兒子今天講的事情合情合理,看樣子是一個男子漢應該做的,可是換一點想,他真的一點也不在乎這個白瑾嗎?

若真的不在乎她,他怎麼會追到A市,又怎麼會一直念念不忘?可能當年對於白瑾幫助他來說不過是舉手之勞,可是對於他卻惦記了將近十年。

雖然他後來知道白瑾結婚了,他沒有選擇再去道謝,可是當他們再次重逢,他的心就一點波瀾也沒有嗎?

若真的沒有,他又怎麼會做出哪怕自己也不要命,也要要護她周全的選擇呢?自己在他受傷的第一時間去了A市,問他受傷的緣故,他卻怎麼也不願意說。

還有電梯裡白瑾對之南的再次幫助,他難道就沒有一點心動?

自己是過來人,當然能看得清裡面的彎彎繞,或許之南自己都沒有看清他現在對白瑾的心思,可是他看的卻一清二楚。

總之,他不能任他任性了,現在事情還在可控的發展內,他必須採取點措施避免這種繼續發展的可能,他也不會告訴盛之南他喜歡白瑾,這樣反而提醒了他。

盛之南一聽到這個問題,心裡就感覺壓抑:“父親,你知道的我不喜歡從商。
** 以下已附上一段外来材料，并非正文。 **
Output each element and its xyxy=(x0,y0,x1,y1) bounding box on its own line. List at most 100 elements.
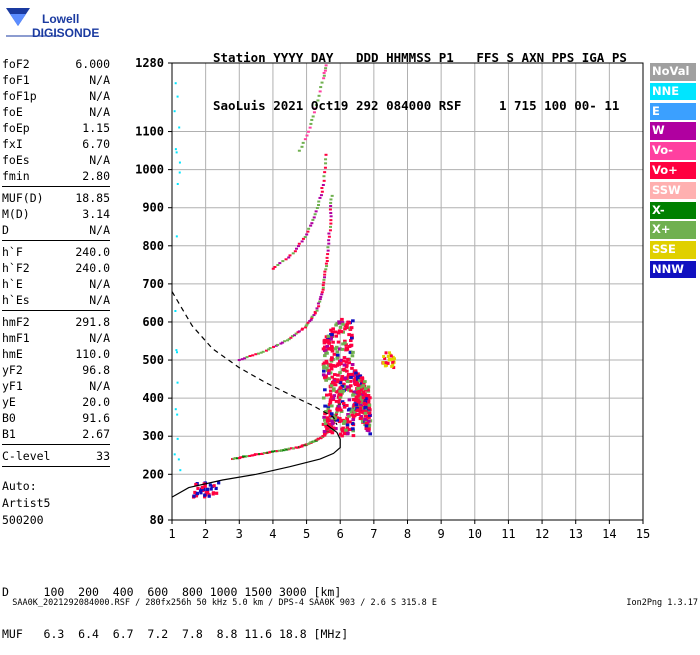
param-name: foEp xyxy=(2,121,30,135)
param-value: 6.70 xyxy=(82,137,110,151)
echo-point xyxy=(359,388,363,392)
param-value: N/A xyxy=(89,379,110,393)
y-tick-label: 900 xyxy=(142,201,164,215)
y-tick-label: 500 xyxy=(142,353,164,367)
echo-point xyxy=(319,194,323,197)
echo-point xyxy=(333,416,338,420)
echo-point xyxy=(333,347,338,351)
echo-point xyxy=(325,427,329,431)
echo-point xyxy=(347,344,352,348)
echo-point xyxy=(301,444,305,447)
param-group-2: MUF(D) 18.85 M(D) 3.14 D N/A xyxy=(2,190,110,238)
echo-point xyxy=(175,235,178,238)
echo-point xyxy=(287,447,291,450)
echo-point xyxy=(325,265,329,268)
echo-point xyxy=(203,484,207,488)
echo-point xyxy=(324,361,329,365)
echo-point xyxy=(318,90,322,93)
echo-point xyxy=(336,395,341,399)
echo-point xyxy=(342,405,347,409)
echo-point xyxy=(326,334,331,338)
echo-point xyxy=(175,349,178,352)
legend-item-nne: NNE xyxy=(650,82,696,101)
echo-point xyxy=(239,456,243,459)
echo-point xyxy=(338,379,343,383)
echo-point xyxy=(346,357,350,361)
echo-point xyxy=(334,399,339,403)
param-value: 110.0 xyxy=(75,347,110,361)
echo-point xyxy=(341,421,346,425)
echo-point xyxy=(196,486,200,490)
echo-point xyxy=(336,340,341,344)
echo-point xyxy=(327,239,331,242)
echo-point xyxy=(288,254,292,257)
echo-point xyxy=(329,384,334,388)
legend-item-nnw: NNW xyxy=(650,260,696,279)
echo-point xyxy=(322,175,326,178)
echo-point xyxy=(345,346,349,350)
echo-point xyxy=(194,482,198,487)
echo-point xyxy=(330,330,335,334)
param-row-fof2: foF2 6.000 xyxy=(2,56,110,72)
model-profile-dashed xyxy=(171,291,338,426)
echo-point xyxy=(326,405,331,409)
echo-point xyxy=(268,347,272,350)
echo-point xyxy=(384,361,388,365)
echo-point xyxy=(350,372,354,376)
echo-point xyxy=(251,354,255,357)
echo-point xyxy=(347,407,352,411)
echo-point xyxy=(335,412,339,415)
echo-point xyxy=(335,350,340,354)
echo-point xyxy=(362,401,367,405)
echo-point xyxy=(325,256,329,259)
echo-point xyxy=(253,453,257,456)
echo-point xyxy=(281,341,285,344)
echo-point xyxy=(303,236,307,239)
param-row-hme: hmE 110.0 xyxy=(2,346,110,362)
echo-point xyxy=(360,419,365,423)
echo-point xyxy=(297,242,301,245)
echo-point xyxy=(304,326,308,329)
echo-point xyxy=(320,190,324,193)
echo-point xyxy=(331,327,335,331)
echo-point xyxy=(367,423,372,427)
echo-point xyxy=(347,321,351,325)
echo-point xyxy=(297,149,301,152)
echo-point xyxy=(329,395,334,399)
echo-point xyxy=(353,383,358,387)
echo-point xyxy=(366,429,371,433)
echo-point xyxy=(356,394,360,398)
echo-point xyxy=(178,161,181,164)
header-row1: Station YYYY DAY DDD HHMMSS P1 FFS S AXN… xyxy=(213,50,627,65)
echo-point xyxy=(329,337,333,341)
echo-point xyxy=(364,394,368,398)
echo-point xyxy=(174,148,177,151)
param-row-b0: B0 91.6 xyxy=(2,410,110,426)
echo-point xyxy=(322,77,326,80)
echo-point xyxy=(331,398,336,402)
param-value: N/A xyxy=(89,331,110,345)
echo-point xyxy=(362,406,366,410)
echo-point xyxy=(322,179,326,182)
echo-point xyxy=(335,390,340,394)
echo-point xyxy=(323,376,327,380)
echo-point xyxy=(323,276,327,279)
x-tick-label: 12 xyxy=(535,527,549,541)
echo-point xyxy=(307,227,311,230)
y-tick-label: 400 xyxy=(142,391,164,405)
echo-point xyxy=(356,377,360,381)
param-row-yf2: yF2 96.8 xyxy=(2,362,110,378)
echo-point xyxy=(279,342,283,345)
echo-point xyxy=(315,307,319,310)
echo-point xyxy=(317,200,321,203)
echo-point xyxy=(388,357,392,361)
param-row-fxi: fxI 6.70 xyxy=(2,136,110,152)
echo-point xyxy=(345,380,350,384)
echo-point xyxy=(243,357,247,360)
echo-point xyxy=(315,206,319,209)
echo-point xyxy=(320,187,324,190)
echo-point xyxy=(339,408,343,412)
echo-point xyxy=(343,339,347,343)
param-row-hes: h`Es N/A xyxy=(2,292,110,308)
y-tick-label: 200 xyxy=(142,467,164,481)
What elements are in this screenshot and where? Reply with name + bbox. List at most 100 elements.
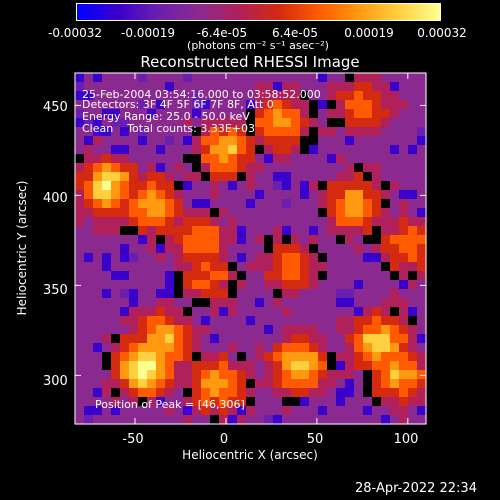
heatmap-cell (84, 190, 94, 200)
heatmap-cell (183, 127, 193, 137)
heatmap-cell (408, 352, 418, 362)
heatmap-cell (291, 145, 301, 155)
heatmap-cell (363, 109, 373, 119)
heatmap-cell (210, 208, 220, 218)
heatmap-cell (363, 199, 373, 209)
heatmap-cell (408, 217, 418, 227)
heatmap-cell (183, 289, 193, 299)
heatmap-cell (399, 136, 409, 146)
heatmap-cell (129, 262, 139, 272)
heatmap-cell (327, 127, 337, 137)
heatmap-cell (102, 172, 112, 182)
heatmap-cell (93, 334, 103, 344)
heatmap-cell (255, 325, 265, 335)
heatmap-cell (210, 280, 220, 290)
heatmap-cell (282, 262, 292, 272)
heatmap-cell (372, 271, 382, 281)
heatmap-cell (75, 199, 85, 209)
heatmap-cell (372, 154, 382, 164)
heatmap-cell (273, 253, 283, 263)
heatmap-cell (237, 226, 247, 236)
heatmap-cell (417, 334, 427, 344)
heatmap-cell (363, 190, 373, 200)
heatmap-cell (237, 388, 247, 398)
heatmap-cell (120, 199, 130, 209)
heatmap-cell (138, 136, 148, 146)
heatmap-cell (408, 163, 418, 173)
heatmap-cell (345, 109, 355, 119)
heatmap-cell (264, 253, 274, 263)
heatmap-cell (102, 316, 112, 326)
heatmap-cell (318, 334, 328, 344)
heatmap-cell (390, 118, 400, 128)
heatmap-cell (228, 235, 238, 245)
heatmap-cell (138, 316, 148, 326)
heatmap-cell (264, 100, 274, 110)
heatmap-cell (165, 316, 175, 326)
heatmap-cell (381, 73, 391, 83)
heatmap-cell (282, 271, 292, 281)
heatmap-cell (237, 406, 247, 416)
heatmap-cell (174, 82, 184, 92)
heatmap-cell (408, 226, 418, 236)
heatmap-cell (219, 163, 229, 173)
heatmap-cell (291, 406, 301, 416)
heatmap-cell (75, 154, 85, 164)
heatmap-cell (345, 415, 355, 425)
heatmap-cell (399, 397, 409, 407)
heatmap-cell (309, 73, 319, 83)
heatmap-cell (417, 244, 427, 254)
heatmap-cell (381, 163, 391, 173)
heatmap-cell (264, 73, 274, 83)
heatmap-cell (237, 271, 247, 281)
heatmap-cell (111, 334, 121, 344)
heatmap-cell (183, 316, 193, 326)
heatmap-cell (318, 118, 328, 128)
heatmap-cell (372, 325, 382, 335)
heatmap-cell (129, 244, 139, 254)
heatmap-cell (309, 289, 319, 299)
heatmap-cell (129, 334, 139, 344)
heatmap-cell (246, 73, 256, 83)
heatmap-cell (408, 118, 418, 128)
heatmap-cell (273, 217, 283, 227)
heatmap-cell (309, 136, 319, 146)
heatmap-cell (111, 379, 121, 389)
heatmap-cell (129, 163, 139, 173)
heatmap-cell (381, 118, 391, 128)
heatmap-cell (237, 235, 247, 245)
heatmap-cell (174, 298, 184, 308)
heatmap-cell (102, 298, 112, 308)
heatmap-cell (300, 370, 310, 380)
heatmap-cell (210, 271, 220, 281)
heatmap-cell (255, 334, 265, 344)
heatmap-cell (165, 379, 175, 389)
heatmap-cell (237, 289, 247, 299)
heatmap-cell (210, 253, 220, 263)
heatmap-cell (75, 109, 85, 119)
heatmap-cell (336, 91, 346, 101)
heatmap-cell (174, 289, 184, 299)
heatmap-cell (219, 388, 229, 398)
heatmap-cell (129, 280, 139, 290)
heatmap-cell (246, 280, 256, 290)
heatmap-cell (147, 334, 157, 344)
heatmap-cell (102, 208, 112, 218)
heatmap-cell (390, 271, 400, 281)
heatmap-cell (354, 397, 364, 407)
heatmap-cell (372, 73, 382, 83)
heatmap-cell (318, 199, 328, 209)
heatmap-cell (282, 190, 292, 200)
heatmap-cell (354, 388, 364, 398)
heatmap-cell (291, 370, 301, 380)
heatmap-cell (93, 262, 103, 272)
heatmap-cell (399, 253, 409, 263)
heatmap-cell (237, 298, 247, 308)
heatmap-cell (300, 361, 310, 371)
heatmap-cell (300, 154, 310, 164)
heatmap-cell (291, 73, 301, 83)
heatmap-cell (282, 100, 292, 110)
heatmap-cell (264, 397, 274, 407)
heatmap-cell (174, 271, 184, 281)
heatmap-cell (237, 316, 247, 326)
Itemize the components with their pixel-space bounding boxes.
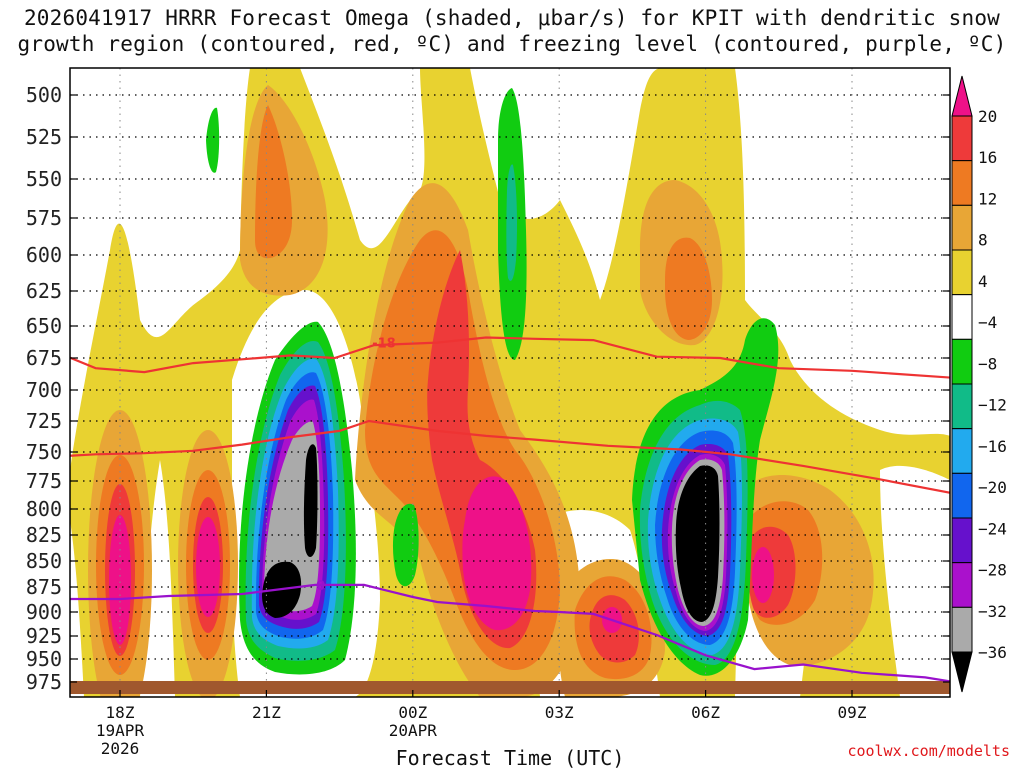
colorbar-segment (951, 249, 973, 296)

”他討厭商場的勾心鬥角和利益滿天。

“孩子可是你生長在這樣的家庭,你並不是一個人,你背後是整個盛家,你要為我們這個家,為疼你愛你的奶奶母親想想啊。”

“父親就你這麼一個孩子,當然不願意逼迫你做,你不願意做的事情,可是自古往往事難兩全。”

“我知道你喜歡學醫,你可以繼續學你喜歡的醫,但是經商的事情你也該提上日程了,難道你要讓我們的家族企業到你這一代就斷了嗎?這是祖輩多少人多少年的心血呀。”

“父親年輕時候也不喜歡從商,我想當個可以去周遊全世界的畫家,可是為了盛家好不也做出了犧牲嗎?”

“我們家不比小的家族,每一代人都有著他們的使命,但終歸一點一定是讓盛家越來越好。”

盛之南垂著頭沉默不語,他知道父親說的只是一時的推辭,若自己真的如了他的心願去從商,那他哪還有時間去鑽研自己喜歡的藝術。

可是父親有一點說的也對,自己年紀見長,再也不是當初那個可以無憂無慮玩耍的孩童時候,他的肩上該擔起的責任,到底該怎麼選擇?

這可能就是豪門世族子弟的悲哀,看似表面風光無限,實則連想幹什麼的自由權利都沒有,他覺得自己陷入了兩難的境地。

盛華林看兒子一臉失落的表情,終究還是心軟了,不願意逼兒子太緊:“這件事你可以先好好想一想,反正父親還能再頂兩年,等父親真的老的都要掉牙了,你可就不能再推脫了。”